As Boeing hands over its 223rd and final C-17 cargo jet to the Air Force, it'll now be up to foreign customers to keep the program alive. Thanks to an order from India for 10 of the cargo jets, the Long Beach assembly line will be kept open at least through the third quarter of 2014. Japan might be convinced to place an order, as well. But the plane lost favor with Air Force brass and the phasing out of Pentagon business could seal the program's fate - and the fate of Boeing assembly workers. From the Register:
It has been difficult to gauge the workforce size of Boeing's C-17 program in Long Beach because the company no longer releases specifics. A union official recently said there are 1,100 full-time aerospace workers, and Boeing said 4,000 worked there a few years ago. Boeing last announced plans to lay off 900 workers in Long Beach by the end of 2012, though officials Thursday wouldn't confirm how many had actually been let go. The Long Beach C-17 program may have once employed as many as 16,000 workers to help in a huge design, engineering and test program effort in the mid-1980s, employees said Thursday. That number steadily fell over the years to 10,000 by the late 1990s. Budget cuts and declining orders have since hurt the program.

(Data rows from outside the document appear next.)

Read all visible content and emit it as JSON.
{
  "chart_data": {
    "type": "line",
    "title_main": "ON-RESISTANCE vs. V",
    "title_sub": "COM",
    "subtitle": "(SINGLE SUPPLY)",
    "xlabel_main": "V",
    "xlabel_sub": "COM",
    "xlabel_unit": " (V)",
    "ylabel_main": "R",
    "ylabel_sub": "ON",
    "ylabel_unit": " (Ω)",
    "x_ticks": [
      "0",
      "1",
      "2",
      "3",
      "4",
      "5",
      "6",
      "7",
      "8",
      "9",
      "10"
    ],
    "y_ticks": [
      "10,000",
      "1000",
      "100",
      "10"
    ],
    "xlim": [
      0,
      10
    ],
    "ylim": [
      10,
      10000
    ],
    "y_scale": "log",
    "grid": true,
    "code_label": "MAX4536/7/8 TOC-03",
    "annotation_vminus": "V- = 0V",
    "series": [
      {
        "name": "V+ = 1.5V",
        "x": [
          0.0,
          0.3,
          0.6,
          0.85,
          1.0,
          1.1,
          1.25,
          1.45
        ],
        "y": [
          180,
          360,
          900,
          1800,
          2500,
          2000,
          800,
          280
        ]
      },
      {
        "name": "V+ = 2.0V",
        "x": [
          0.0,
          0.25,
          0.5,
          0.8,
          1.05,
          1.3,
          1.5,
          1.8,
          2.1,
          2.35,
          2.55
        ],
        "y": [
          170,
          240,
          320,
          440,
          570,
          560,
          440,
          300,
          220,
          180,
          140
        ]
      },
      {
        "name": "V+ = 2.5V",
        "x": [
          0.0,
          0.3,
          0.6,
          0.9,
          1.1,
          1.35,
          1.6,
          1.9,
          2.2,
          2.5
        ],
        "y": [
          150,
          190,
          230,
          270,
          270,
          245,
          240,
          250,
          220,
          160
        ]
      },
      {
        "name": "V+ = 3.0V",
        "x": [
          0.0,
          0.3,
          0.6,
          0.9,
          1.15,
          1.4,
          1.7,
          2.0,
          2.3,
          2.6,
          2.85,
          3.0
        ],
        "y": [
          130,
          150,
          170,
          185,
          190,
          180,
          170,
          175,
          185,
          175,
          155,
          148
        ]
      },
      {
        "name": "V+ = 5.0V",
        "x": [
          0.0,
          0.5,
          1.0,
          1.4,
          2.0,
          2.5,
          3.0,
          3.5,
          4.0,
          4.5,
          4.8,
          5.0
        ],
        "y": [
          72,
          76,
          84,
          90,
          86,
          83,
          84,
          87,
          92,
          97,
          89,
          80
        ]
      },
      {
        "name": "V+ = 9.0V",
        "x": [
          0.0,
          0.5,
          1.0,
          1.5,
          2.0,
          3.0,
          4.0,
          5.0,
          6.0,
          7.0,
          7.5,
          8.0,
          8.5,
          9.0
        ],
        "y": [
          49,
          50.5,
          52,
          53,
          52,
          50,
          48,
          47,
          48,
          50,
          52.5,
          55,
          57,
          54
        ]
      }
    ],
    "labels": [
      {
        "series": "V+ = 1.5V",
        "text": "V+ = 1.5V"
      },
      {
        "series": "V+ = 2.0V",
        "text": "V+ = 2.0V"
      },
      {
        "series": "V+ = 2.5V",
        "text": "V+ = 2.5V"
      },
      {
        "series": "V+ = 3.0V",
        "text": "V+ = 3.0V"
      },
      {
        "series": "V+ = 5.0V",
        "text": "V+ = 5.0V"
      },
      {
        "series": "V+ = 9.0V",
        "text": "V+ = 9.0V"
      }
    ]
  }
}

The C-17 is the last airplane manufacturing plant in Southern California. But there remains quite a bit of aerospace activity involving missiles, satellites, and electronics - both for major defense contractors like Boeing and Northrop and for smaller contractors and sub-sub contractors that get a piece of the military pie. Let's also not forget Hawthorne-based Space X, Elon Musk's space transportation company that is running cargo up to the International Space Station. All that, however, hardly matches the role that aerospace played back in the 30s and 40s, when plane-making really shaped Socal. As explained by Pete Westwick, director of the Aerospace History Project:
Southern California as we know it would not exist without aerospace. Over the twentieth century millions of people flooded Southern California for aerospace jobs, transforming the region from a collection of sleepy agricultural groves to a sprawling high-tech nexus on the Pacific Rim. Southern Californians learned to live with sonic booms, security clearances, test-rocket firings that flashed and echoed in the foothills, and an economy tied to the vagaries of defense spending. In doing so, they helped provide one of the defining symbols of modern technological culture in the twentieth century. Southern California aerospace helped the U.S. win World War II and the Cold War, from propeller-driven airplanes to strategic missiles, spy satellites, and stealth aircraft. Its commercial aircraft and communications satellites have connected continents and impelled globalization. And the Southern California's central contributions to the civil space program, including the moon landing and the exploration of the solar system, challenged the human imagination.